In the pursuit of understanding the pathogenic expression mechanisms of bacteria and the advancements in biofoundry technology, identifying and analyzing protein-DNA binding sites is crucial. Researchers at UNIST and Korea University have developed a novel method known as ChIP-mini, which allows for precise identification of these binding sites using significantly fewer samples than previously possible.
Professor Donghyuk Kim from the School of Energy and Chemical Engineering at UNIST and Dr. Eun-Jin Lee from the Department of Life Sciences at Korea University have collaborated to develop an optimized ChIP-mini method—a low-input ChIP-exo that utilizes 5,000 times fewer bacterial cells than traditional approaches—enabling precise identification of binding sites for DNA-binding proteins in host-infected pathogens.
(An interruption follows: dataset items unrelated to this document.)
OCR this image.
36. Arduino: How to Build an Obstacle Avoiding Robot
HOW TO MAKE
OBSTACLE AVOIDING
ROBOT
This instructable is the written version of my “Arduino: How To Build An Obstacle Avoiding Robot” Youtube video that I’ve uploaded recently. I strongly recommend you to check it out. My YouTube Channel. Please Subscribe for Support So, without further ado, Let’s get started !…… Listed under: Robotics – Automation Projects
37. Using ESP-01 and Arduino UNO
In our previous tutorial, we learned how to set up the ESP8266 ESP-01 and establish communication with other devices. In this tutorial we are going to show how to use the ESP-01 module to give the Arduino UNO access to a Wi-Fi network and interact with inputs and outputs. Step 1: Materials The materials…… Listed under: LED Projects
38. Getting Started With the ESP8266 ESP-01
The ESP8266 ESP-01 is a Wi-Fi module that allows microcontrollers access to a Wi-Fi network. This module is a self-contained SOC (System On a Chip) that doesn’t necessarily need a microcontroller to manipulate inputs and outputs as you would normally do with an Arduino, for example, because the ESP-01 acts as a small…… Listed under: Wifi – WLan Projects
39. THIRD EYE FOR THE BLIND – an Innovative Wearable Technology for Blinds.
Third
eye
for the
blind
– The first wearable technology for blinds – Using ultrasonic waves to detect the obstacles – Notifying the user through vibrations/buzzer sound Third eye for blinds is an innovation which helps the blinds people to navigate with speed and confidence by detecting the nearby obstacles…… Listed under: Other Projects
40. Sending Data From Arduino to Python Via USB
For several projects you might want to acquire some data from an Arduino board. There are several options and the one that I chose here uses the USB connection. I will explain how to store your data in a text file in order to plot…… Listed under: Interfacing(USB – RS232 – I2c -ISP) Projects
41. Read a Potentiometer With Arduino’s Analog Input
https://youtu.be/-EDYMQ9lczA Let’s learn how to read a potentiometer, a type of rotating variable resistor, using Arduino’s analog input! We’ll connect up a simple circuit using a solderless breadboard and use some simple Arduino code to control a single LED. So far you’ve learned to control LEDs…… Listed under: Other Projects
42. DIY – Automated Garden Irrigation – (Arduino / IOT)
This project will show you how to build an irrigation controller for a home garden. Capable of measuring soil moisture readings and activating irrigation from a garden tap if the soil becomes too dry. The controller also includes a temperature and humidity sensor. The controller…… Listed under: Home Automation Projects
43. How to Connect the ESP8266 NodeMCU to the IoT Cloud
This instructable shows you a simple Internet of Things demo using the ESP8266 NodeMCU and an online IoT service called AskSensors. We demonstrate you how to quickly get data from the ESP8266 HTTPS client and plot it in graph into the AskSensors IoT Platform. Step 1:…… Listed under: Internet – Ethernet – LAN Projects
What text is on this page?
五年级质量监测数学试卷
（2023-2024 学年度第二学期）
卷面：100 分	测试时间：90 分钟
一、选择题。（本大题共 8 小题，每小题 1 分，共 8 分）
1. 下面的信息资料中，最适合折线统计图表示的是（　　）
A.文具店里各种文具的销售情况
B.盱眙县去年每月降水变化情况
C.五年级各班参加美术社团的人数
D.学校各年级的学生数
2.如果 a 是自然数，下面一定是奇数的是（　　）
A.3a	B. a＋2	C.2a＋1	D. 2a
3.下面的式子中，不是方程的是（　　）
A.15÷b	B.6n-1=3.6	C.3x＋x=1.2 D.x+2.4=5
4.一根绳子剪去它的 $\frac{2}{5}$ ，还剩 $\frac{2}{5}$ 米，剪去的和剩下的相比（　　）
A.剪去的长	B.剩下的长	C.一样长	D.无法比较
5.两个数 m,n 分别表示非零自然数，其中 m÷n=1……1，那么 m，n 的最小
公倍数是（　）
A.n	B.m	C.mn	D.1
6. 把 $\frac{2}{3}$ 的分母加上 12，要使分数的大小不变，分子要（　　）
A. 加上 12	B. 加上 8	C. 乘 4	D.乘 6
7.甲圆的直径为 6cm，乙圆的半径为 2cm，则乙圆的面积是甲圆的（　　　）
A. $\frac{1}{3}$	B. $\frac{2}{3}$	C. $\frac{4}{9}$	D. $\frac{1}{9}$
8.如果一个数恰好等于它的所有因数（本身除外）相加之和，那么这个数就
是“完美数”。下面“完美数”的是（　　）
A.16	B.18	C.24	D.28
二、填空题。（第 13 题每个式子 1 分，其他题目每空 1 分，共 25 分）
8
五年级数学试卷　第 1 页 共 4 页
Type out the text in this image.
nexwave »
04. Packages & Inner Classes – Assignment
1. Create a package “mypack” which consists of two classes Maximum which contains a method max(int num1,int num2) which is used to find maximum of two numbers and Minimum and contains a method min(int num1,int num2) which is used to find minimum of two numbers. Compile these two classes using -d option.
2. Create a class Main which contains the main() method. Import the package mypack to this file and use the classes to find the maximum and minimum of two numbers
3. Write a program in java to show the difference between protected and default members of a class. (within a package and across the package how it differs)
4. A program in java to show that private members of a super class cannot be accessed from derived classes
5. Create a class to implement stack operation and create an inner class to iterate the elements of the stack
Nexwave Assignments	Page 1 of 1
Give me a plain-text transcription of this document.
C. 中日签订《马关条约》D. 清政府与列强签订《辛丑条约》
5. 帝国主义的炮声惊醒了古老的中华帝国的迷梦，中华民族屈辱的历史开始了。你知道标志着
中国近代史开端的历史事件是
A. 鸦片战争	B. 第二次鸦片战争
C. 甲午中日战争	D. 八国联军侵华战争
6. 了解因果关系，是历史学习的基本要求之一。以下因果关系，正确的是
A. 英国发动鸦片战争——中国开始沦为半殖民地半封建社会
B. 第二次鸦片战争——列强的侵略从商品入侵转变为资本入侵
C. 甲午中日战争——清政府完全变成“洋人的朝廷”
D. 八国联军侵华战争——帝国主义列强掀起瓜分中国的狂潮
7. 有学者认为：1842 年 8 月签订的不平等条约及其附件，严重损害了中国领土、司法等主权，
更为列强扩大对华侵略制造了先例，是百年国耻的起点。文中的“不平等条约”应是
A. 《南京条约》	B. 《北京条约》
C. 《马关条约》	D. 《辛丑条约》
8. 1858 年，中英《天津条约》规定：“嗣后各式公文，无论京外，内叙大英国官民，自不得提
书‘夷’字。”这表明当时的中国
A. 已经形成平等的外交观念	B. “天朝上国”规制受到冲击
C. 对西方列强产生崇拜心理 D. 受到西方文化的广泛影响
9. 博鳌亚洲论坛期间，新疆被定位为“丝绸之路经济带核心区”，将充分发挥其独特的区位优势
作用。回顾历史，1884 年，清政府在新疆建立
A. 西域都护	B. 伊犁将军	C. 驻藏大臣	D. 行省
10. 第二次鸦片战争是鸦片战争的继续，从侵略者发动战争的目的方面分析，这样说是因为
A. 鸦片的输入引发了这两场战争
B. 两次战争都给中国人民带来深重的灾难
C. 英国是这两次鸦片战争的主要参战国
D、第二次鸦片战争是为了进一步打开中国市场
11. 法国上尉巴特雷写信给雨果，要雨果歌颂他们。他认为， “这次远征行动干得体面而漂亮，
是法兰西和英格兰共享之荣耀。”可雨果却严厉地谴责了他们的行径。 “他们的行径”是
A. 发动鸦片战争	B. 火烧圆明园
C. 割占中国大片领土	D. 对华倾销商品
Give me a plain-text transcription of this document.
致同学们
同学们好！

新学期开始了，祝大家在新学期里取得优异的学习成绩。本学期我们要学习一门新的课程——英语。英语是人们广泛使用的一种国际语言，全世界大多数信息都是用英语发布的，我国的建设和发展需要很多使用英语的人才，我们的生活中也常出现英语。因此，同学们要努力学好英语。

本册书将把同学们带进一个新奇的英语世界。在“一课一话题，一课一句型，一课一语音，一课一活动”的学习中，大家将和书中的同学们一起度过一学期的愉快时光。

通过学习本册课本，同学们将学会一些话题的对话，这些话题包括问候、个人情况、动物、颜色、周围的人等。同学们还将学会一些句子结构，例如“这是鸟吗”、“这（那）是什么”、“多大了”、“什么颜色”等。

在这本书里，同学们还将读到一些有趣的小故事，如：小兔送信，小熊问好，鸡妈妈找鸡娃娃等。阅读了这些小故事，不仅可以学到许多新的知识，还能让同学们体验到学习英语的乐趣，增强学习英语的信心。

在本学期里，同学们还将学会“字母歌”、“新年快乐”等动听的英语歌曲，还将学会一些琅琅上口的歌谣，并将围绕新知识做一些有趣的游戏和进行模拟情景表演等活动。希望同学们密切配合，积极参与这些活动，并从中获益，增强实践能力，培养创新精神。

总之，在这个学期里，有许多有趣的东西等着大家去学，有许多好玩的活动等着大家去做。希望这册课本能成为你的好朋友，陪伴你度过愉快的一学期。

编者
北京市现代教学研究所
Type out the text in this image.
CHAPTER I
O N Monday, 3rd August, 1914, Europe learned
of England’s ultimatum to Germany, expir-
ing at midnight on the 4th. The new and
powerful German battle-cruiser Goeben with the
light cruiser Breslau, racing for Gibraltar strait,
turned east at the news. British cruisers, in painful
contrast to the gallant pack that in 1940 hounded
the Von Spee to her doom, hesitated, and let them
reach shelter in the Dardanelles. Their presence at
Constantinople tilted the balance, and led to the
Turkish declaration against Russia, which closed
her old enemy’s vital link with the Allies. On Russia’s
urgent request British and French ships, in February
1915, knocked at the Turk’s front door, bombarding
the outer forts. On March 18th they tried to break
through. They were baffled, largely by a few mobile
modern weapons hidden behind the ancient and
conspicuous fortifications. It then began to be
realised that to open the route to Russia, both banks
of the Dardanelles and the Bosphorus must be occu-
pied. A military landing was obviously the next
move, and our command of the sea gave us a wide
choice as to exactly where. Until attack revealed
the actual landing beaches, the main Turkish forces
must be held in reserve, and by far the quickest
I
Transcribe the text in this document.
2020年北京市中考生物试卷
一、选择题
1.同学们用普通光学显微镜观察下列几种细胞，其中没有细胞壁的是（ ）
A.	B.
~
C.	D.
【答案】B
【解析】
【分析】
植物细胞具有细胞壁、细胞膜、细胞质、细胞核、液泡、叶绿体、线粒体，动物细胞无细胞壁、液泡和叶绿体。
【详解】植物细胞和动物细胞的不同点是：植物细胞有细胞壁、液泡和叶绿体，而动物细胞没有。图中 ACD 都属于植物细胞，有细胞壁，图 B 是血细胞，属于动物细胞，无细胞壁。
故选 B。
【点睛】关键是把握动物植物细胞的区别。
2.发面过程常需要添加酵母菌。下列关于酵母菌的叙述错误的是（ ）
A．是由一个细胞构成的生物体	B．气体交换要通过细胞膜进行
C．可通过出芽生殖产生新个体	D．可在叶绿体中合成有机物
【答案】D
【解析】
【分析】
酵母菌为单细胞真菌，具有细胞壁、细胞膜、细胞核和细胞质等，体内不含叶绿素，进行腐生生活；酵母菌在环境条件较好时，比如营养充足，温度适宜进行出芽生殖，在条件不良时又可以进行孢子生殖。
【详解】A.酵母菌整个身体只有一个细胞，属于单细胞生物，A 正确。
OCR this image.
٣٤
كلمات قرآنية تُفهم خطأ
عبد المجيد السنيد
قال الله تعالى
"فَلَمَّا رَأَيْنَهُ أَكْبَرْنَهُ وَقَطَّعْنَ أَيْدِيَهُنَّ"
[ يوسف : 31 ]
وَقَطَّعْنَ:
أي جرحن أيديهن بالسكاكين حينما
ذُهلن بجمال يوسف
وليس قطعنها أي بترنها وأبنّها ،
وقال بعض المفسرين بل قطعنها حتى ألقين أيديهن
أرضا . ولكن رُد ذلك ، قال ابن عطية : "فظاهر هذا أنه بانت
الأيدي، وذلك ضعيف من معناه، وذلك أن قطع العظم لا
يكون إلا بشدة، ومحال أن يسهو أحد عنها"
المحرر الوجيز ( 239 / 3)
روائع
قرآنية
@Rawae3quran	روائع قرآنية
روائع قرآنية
This innovative method, based on Chromatin Immunoprecipitation (ChIP)—a technique utilized to isolate DNA fragments bound by proteins—allows for high-resolution analysis, achieving base pair-level precision (approximately 0.34 nanometers) by examining as few as 4.8 million cells. Consequently, ChIP-mini can accurately identify individual binding sites, even when multiple proteins bind in close proximity, in stark contrast to the most recent conventional ChIP-exo experiments, which required between 10 billion and 100 billion cells to achieve similar precision.
Figure 1. A schematic diagram with an overview of the study design and the main procedures from publication.
The research team validated ChIP-mini by isolating trace amounts of Salmonella bacteria, a known infectious agent, and quantitatively analyzing changes in DNA binding positions and intensities of two crucial proteins, H-NS and RpoD. Salmonella initially inhibits pathogenic gene expression by strongly binding H-NS to DNA outside host macrophages but reduces H-NS binding and activates pathogenic genes via RpoD (RNA polymerase sigma factor 70) upon entering the host cell, thereby avoiding detection by the immune system.
Previous ChIP experiments struggled with insufficient quantities of Salmonella within host cells due to its low abundance at the site of infection. To address this challenge, the research team employed DiffExo, a statistical program developed for quantitative analysis.
Additionally, the cost of individual analyses using ChIP-mini is approximately 20,000 KRW, constituting a twelvefold reduction compared to earlier methods. Dr. Jon Young Park, co-first author at UNIST, stated, “If integrated with Next Generation Sequencing (NGS) automation platforms, this technology could facilitate rapid and cost-effective generation of extensive datasets essential for biofoundry applications.” He further added, “We are actively pursuing research to ensure compatibility with NGS automation devices.”
Biofoundry technology involves producing high-value proteins by engineering microorganisms, similar to semiconductor manufacturing processes, and requires extensive datasets for effective microbial gene editing and optimal circuit design.
Professor Kim noted, “This research serves as a foundational technology in the biofoundry field, particularly in identifying gene expression networks of infectious microorganisms and discovering novel bio-parts.”
The findings of this research have been published in the Nucleic Acids Research on February 10, 2025. This study has been supported by the National Research Foundation of Korea (NRF) and the Ministry of Science and ICT (MSIT).
Journal Reference
Joon Young Park, Minchang Jang, Eunna Choi, et al., “ChIP-mini: a low-input ChIP-exo protocol for elucidating DNA-binding protein dynamics in intracellular pathogens,” Nucl. Acids Res., (2025).